Assessment and findings

  1. According to the landlord’s ASB policy, it will “attempt to evidence complaints” about noise-related reports. This may include the use of professional witnesses, carrying out “sit ins” at the resident’s property, and using noise recording equipment.  The policy also says that it will typically use noise recording equipment for a maximum of seven days when it has “been unable to substantiate the noise levels and where complaints continue to be received”. The landlord may also consider “informal approaches” to resolve noise complaints such as mediation.
  2. In this case, it was evident that the landlord took reasonable steps to investigate and seek corroborative evidence in line with its obligations.
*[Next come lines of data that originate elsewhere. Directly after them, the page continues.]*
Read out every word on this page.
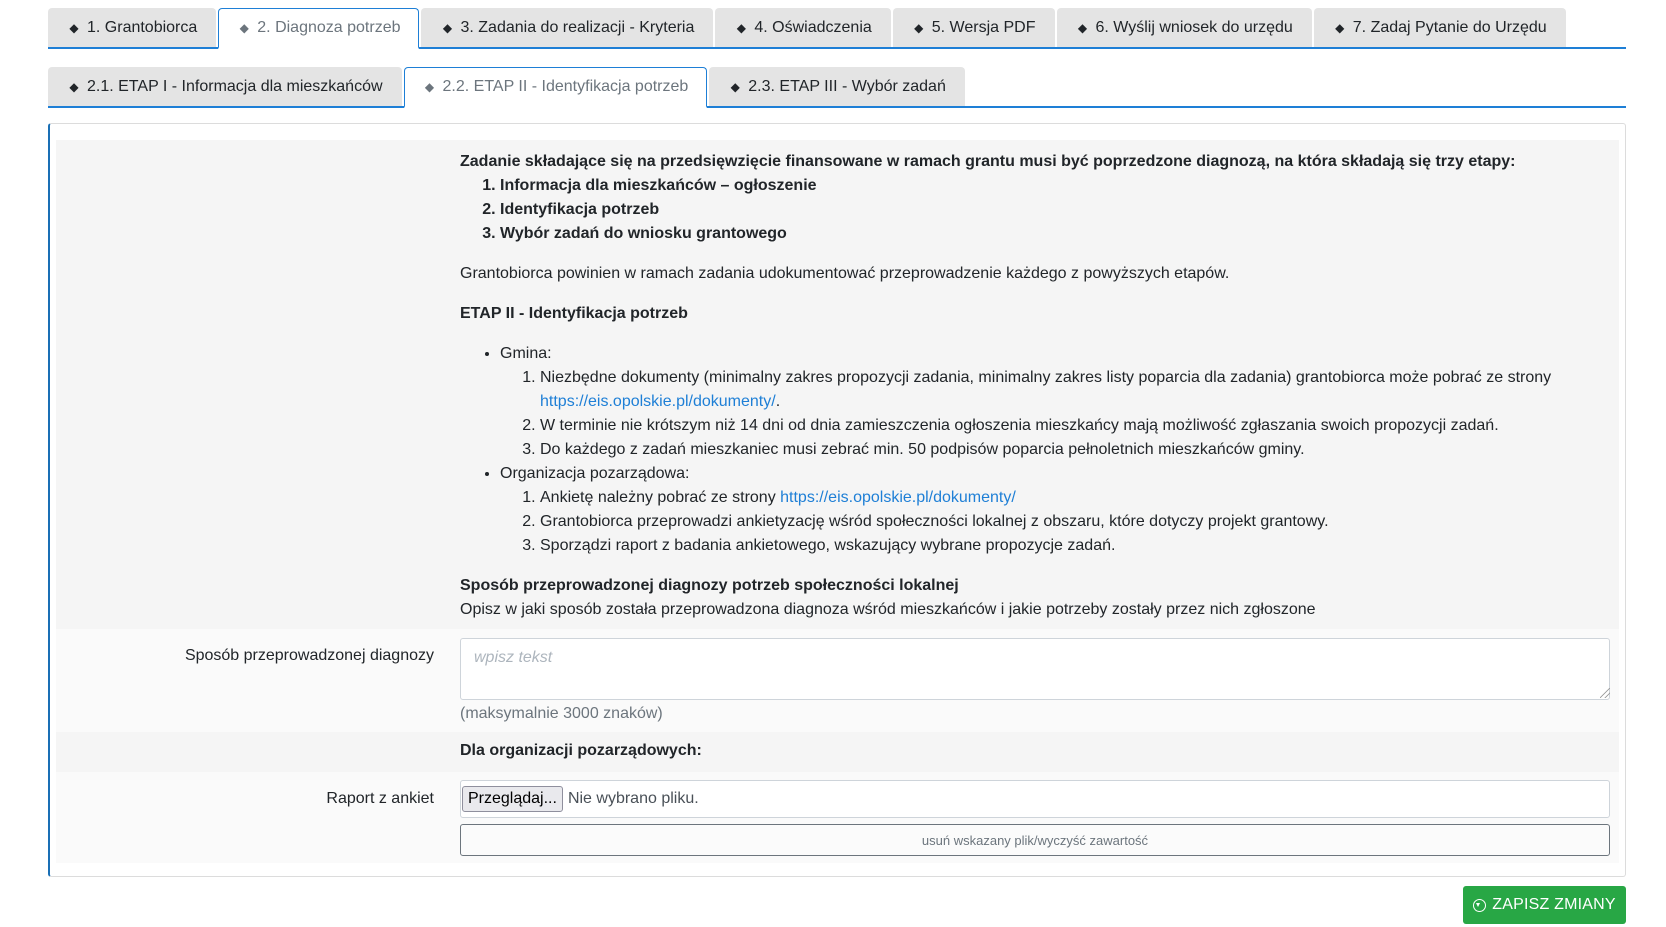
◆ 1. Grantobiorca	◆ 2. Diagnoza potrzeb	◆ 3. Zadania do realizacji - Kryteria	◆ 4. Oświadczenia	◆ 5. Wersja PDF	◆ 6. Wyślij wniosek do urzędu	◆ 7. Zadaj Pytanie do Urzędu
◆ 2.1. ETAP I - Informacja dla mieszkańców	◆ 2.2. ETAP II - Identyfikacja potrzeb	◆ 2.3. ETAP III - Wybór zadań

Zadanie składające się na przedsięwzięcie finansowane w ramach grantu musi być poprzedzone diagnozą, na która składają się trzy etapy:

1. Informacja dla mieszkańców – ogłoszenie
2. Identyfikacja potrzeb
3. Wybór zadań do wniosku grantowego

Grantobiorca powinien w ramach zadania udokumentować przeprowadzenie każdego z powyższych etapów.

ETAP II - Identyfikacja potrzeb

• Gmina:
1. Niezbędne dokumenty (minimalny zakres propozycji zadania, minimalny zakres listy poparcia dla zadania) grantobiorca może pobrać ze strony https://eis.opolskie.pl/dokumenty/.
2. W terminie nie krótszym niż 14 dni od dnia zamieszczenia ogłoszenia mieszkańcy mają możliwość zgłaszania swoich propozycji zadań.
3. Do każdego z zadań mieszkaniec musi zebrać min. 50 podpisów poparcia pełnoletnich mieszkańców gminy.
• Organizacja pozarządowa:
1. Ankietę należny pobrać ze strony https://eis.opolskie.pl/dokumenty/
2. Grantobiorca przeprowadzi ankietyzację wśród społeczności lokalnej z obszaru, które dotyczy projekt grantowy.
3. Sporządzi raport z badania ankietowego, wskazujący wybrane propozycje zadań.

Sposób przeprowadzonej diagnozy potrzeb społeczności lokalnej

Opisz w jaki sposób została przeprowadzona diagnoza wśród mieszkańców i jakie potrzeby zostały przez nich zgłoszone

Sposób przeprowadzonej diagnozy	wpisz tekst
(maksymalnie 3000 znaków)
Dla organizacji pozarządowych:
Raport z ankiet	Przeglądaj... Nie wybrano pliku.
usuń wskazany plik/wyczyść zawartość
ZAPISZ ZMIANY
For example, it encouraged the resident to keep incident diaries, installed noise recording equipment in his property, and carried out noise comparison surveys. Also, as the resident had explained that the disturbances occurred at night, the landlord organised for its officers to act as independent witnesses and attend during the night. This demonstrates that it attempted to gain an accurate insight into the noise that the resident was reporting, by making practical adjustments to its investigation process. Also, it did not advise the neighbour of when it would install noise recording equipment in the resident’s property, in order not to forewarn them. This further demonstrates how the landlord sought to obtain evidence to support what the resident had described.
  3. Despite the landlord’s efforts and investigations, it could not find any evidence to substantiate the resident’s noise reports. Without evidence to support the landlord was limited in the actions it could take. The landlord’s policy says that its tests for noise nuisances are “objective and will therefore be determined by the opinion of officers who witness noise level or listen to recorded evidence”. Accordingly, in the absence of evidence supporting the resident’s reports, it was reasonable for the landlord to have closed the resident’s ASB case and not to have taken further action.
  4. The landlord’s ASB policy stipulates that it may take legal action against perpetrators who are in breach of their tenancy agreements. However, this requires “a high level of supporting evidence” and before considering this, the landlord would have needed to have exhausted all other non-legal remedies (formal warnings, joint visits, mediation…), and would only consider such actions “when other remedies have failed or the case is so serious that enforcement action is appropriate”. While the resident was dissatisfied that the landlord had not considered enforcement action against his neighbour, the evidence provided for this investigation shows that the landlord’s decisions were reasonable and proportionate in the circumstances.

Determination (decision)

  1. In accordance with paragraph 54 of the Housing Ombudsman Scheme, there was no maladministration by the landlord’s handling of the resident’s reports of noise disturbances from his neighbour’s property.

Reasons

  1. The landlord took reasonable steps to investigate the resident’s reports of a noise nuisance using a variety of methods. There was no clear evidence of noise nuisance, despite the landlord’s investigations into the matter, and it was therefore reasonable that the landlord did not take further action and closed the ASB case.